INDONESIA: Gossip-hungry fans turn deaf ear to critics

Gossip news fans claim these TV shows 'fulfill a need in their lives'

Jakarta Post
Tuesday, August 8, 2006

By Indra Harsaputra

Surabaya --- Ulfa used to tune in diligently to infotainment shows revealing the latest developments on the celebrity gossip mill.

Not anymore: The Nahdlatul Ulama member from Lamongan, East Java, is switching channels when the shows come on. It is in compliance with the edict of the country's largest Muslim organization that declared the exposing of others' failings to public scrutiny was prohibited in Islam.

"Even before the edict was issued, a number of Islamic teachers and local Muslim figures had told us that, as Muslims, it was forbidden for us to watch such shows because they uncover people's shame," the 27-year-old said.

But other fans, despite stating they were religious, said the programs fulfilled a need in their lives and had educational value. They continue to watch them alone or in groups, where they can each give their opinion about the goings-on.

"I'd rather watch the infotainment programs than engage in gossiping with my neighbors. Neighbors usually gossip about the other neighbors whenever they get together," housewife Dwi Ekayanti told The Jakarta Post in Sidoarjo.

The housewife has her favorites from the 40 infotainment programs, and enjoys watching the developing careers of the stars and their tales of failed marriages, which she said were "lessons" for her own relationship.

An employee at a soft drink manufacturer in Surabaya, Peni, said she could make her own choices about TV programs.

"It's my right to watch. We know the good or bad things that we should or shouldn't do," said Peni.

While there are many people like Ulfa who have accepted the NU's demand, there also are some family members who are delighted the shows have been banished from their households.

"I hope that my wife no longer watches the programs, so that I can switch channels to watch the actual news on TV," said a Surabaya resident, Tedja.

He said his wife changed for the worse when she watched the shows, becoming more materialistic, less concerned about her children's well-being and impulsive in pursuing her own wishes.

The guardian of the Lirboyo Islamic boarding school in Kediri, KH Idris Marzuki, said the school categorized gossip shows with pornographic materials for the potential harm to students.
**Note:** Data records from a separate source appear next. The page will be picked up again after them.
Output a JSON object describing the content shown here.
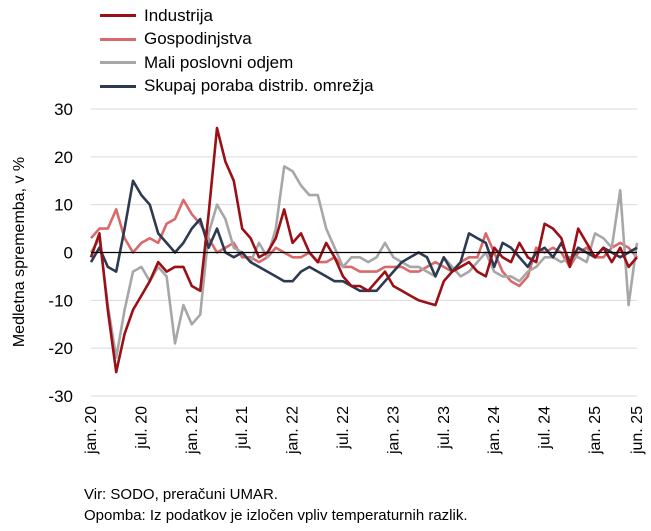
{
  "chart_data": {
    "type": "line",
    "ylabel": "Medletna sprememba, v %",
    "xlabel": "",
    "ylim": [
      -30,
      30
    ],
    "yticks": [
      30,
      20,
      10,
      0,
      -10,
      -20,
      -30
    ],
    "x_tick_labels": [
      "jan. 20",
      "jul. 20",
      "jan. 21",
      "jul. 21",
      "jan. 22",
      "jul. 22",
      "jan. 23",
      "jul. 23",
      "jan. 24",
      "jul. 24",
      "jan. 25",
      "jun. 25"
    ],
    "x_tick_month_index": [
      0,
      6,
      12,
      18,
      24,
      30,
      36,
      42,
      48,
      54,
      60,
      65
    ],
    "x": [
      "2020-01",
      "2020-02",
      "2020-03",
      "2020-04",
      "2020-05",
      "2020-06",
      "2020-07",
      "2020-08",
      "2020-09",
      "2020-10",
      "2020-11",
      "2020-12",
      "2021-01",
      "2021-02",
      "2021-03",
      "2021-04",
      "2021-05",
      "2021-06",
      "2021-07",
      "2021-08",
      "2021-09",
      "2021-10",
      "2021-11",
      "2021-12",
      "2022-01",
      "2022-02",
      "2022-03",
      "2022-04",
      "2022-05",
      "2022-06",
      "2022-07",
      "2022-08",
      "2022-09",
      "2022-10",
      "2022-11",
      "2022-12",
      "2023-01",
      "2023-02",
      "2023-03",
      "2023-04",
      "2023-05",
      "2023-06",
      "2023-07",
      "2023-08",
      "2023-09",
      "2023-10",
      "2023-11",
      "2023-12",
      "2024-01",
      "2024-02",
      "2024-03",
      "2024-04",
      "2024-05",
      "2024-06",
      "2024-07",
      "2024-08",
      "2024-09",
      "2024-10",
      "2024-11",
      "2024-12",
      "2025-01",
      "2025-02",
      "2025-03",
      "2025-04",
      "2025-05",
      "2025-06"
    ],
    "series": [
      {
        "name": "Industrija",
        "color": "#9b0f16",
        "values": [
          -1,
          4,
          -12,
          -25,
          -17,
          -12,
          -9,
          -6,
          -2,
          -4,
          -3,
          -3,
          -7,
          -8,
          8,
          26,
          19,
          15,
          5,
          3,
          -1,
          0,
          3,
          9,
          2,
          4,
          0,
          -2,
          2,
          -1,
          -5,
          -7,
          -7,
          -8,
          -6,
          -4,
          -7,
          -8,
          -9,
          -10,
          -10.5,
          -11,
          -6,
          -4,
          -3,
          -2,
          -4,
          -5,
          1,
          -1,
          -2,
          2,
          -1,
          -2,
          6,
          5,
          3,
          -3,
          5,
          2,
          -1,
          1,
          -2,
          1,
          -3,
          -1
        ]
      },
      {
        "name": "Gospodinjstva",
        "color": "#d9696a",
        "values": [
          3,
          5,
          5,
          9,
          3,
          0,
          2,
          3,
          2,
          6,
          7,
          11,
          8,
          6,
          3,
          0,
          1,
          2,
          -1,
          -1,
          -2,
          -1,
          1,
          0,
          -1,
          -1,
          0,
          -2,
          -2,
          -1,
          -3,
          -3,
          -4,
          -4,
          -4,
          -3,
          -3,
          -3,
          -4,
          -4,
          -3,
          -2,
          -3,
          -4,
          -2,
          -1,
          -1,
          4,
          0,
          -4,
          -6,
          -7,
          -5,
          1,
          0,
          1,
          0,
          -3,
          0,
          1,
          -1,
          -1,
          1,
          2,
          1,
          -1
        ]
      },
      {
        "name": "Mali poslovni odjem",
        "color": "#a7a7a7",
        "values": [
          0,
          3,
          -11,
          -22,
          -12,
          -4,
          -3,
          -6,
          -3,
          -5,
          -19,
          -11,
          -15,
          -13,
          4,
          10,
          7,
          1,
          0,
          -2,
          2,
          -1,
          5,
          18,
          17,
          14,
          12,
          12,
          5,
          1,
          -3,
          -1,
          -1,
          -2,
          -1,
          2,
          -1,
          -2,
          -3,
          -3,
          -4,
          -5,
          -1,
          -3,
          -5,
          -4,
          -2,
          0,
          -4,
          -5,
          -5,
          -6,
          -4,
          -3,
          -1,
          -1,
          -2,
          -1,
          -1,
          -2,
          4,
          3,
          1,
          13,
          -11,
          2
        ]
      },
      {
        "name": "Skupaj poraba distrib. omrežja",
        "color": "#2d3a52",
        "values": [
          -2,
          1,
          -3,
          -4,
          5,
          15,
          12,
          10,
          4,
          2,
          0,
          2,
          5,
          7,
          1,
          5,
          0,
          -1,
          0,
          -2,
          -3,
          -4,
          -5,
          -6,
          -6,
          -4,
          -3,
          -4,
          -5,
          -6,
          -6,
          -7,
          -8,
          -8,
          -8,
          -6,
          -4,
          -2,
          -1,
          0,
          -1,
          -5,
          -1,
          -4,
          -2,
          4,
          3,
          2,
          -3,
          2,
          1,
          -1,
          -3,
          0,
          1,
          -1,
          2,
          -2,
          1,
          0,
          -1,
          1,
          0,
          -1,
          0,
          1
        ]
      }
    ]
  },
  "source": "Vir: SODO, preračuni UMAR.",
  "note": "Opomba: Iz podatkov je izločen vpliv temperaturnih razlik."
}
"Besides pornography, we banned the students from watching the gossip programs long before the edict was issued. Watching such programs is clearly prohibited and sinful because they uncover a person's shame."

A media analyst from Surabaya's Airlangga University, Henry Subyanto, believed it would have been better for the NU to encourage a public boycott of the products advertised during the shows.

"A number of social activists in Europe have also resorted to boycotts of products advertised on TV during gossip programs. I'm afraid that NU's edict could, however, increase their ratings."

'Don't limit people's private lives'

Muslim organization Nahdlatul Ulama (NU) has called on people to boycott television programs showing "negative content" -- gossip shows running so-called "investigative reports" into actors and singers' private lives. The Jakarta Post spoke to some people about the issue.

Chita, 21, is a communications student at the London School of Public Relations in Jakarta. She lives on Jl. Brawijaya in South Jakarta:

I think the edict to ban broadcasting, producing and watching infotainment programs will certainly have a bad effect on several areas.

From the perspective of the producers of infotainment, banning such shows will mean people in the industry will lose their jobs.

As a journalism student, I also disagree with the edict because it places limitations on media consumption. What's wrong with just watching those shows to kill some free time? Although I admit there are people who make sure they never miss a show.

What is the difference between the printed and online version of infotainment if the point is just to reveal someone's private matters?

Hussein, 27, works for a foreign company in Jakarta. He lives in South Jakarta:

Human beings have the right to enjoy their lives and watch infotainment, as long as they don't violate other people's rights.

If I choose not to go to weekly prayers or to worship, then nobody and no organization can tell me that I have sinned because only God can decide on that.

Basically, infotainment is still entertainment at its core. Are such matters the most crucial things NU has to deal with?

I suggest that a big organization like NU release a fatwa that encourages people to be more constructive, such as by doing social work and donating to educational institutions, rather than limiting people's private lives.

The organization should lead by example and show that they benefit society as a whole.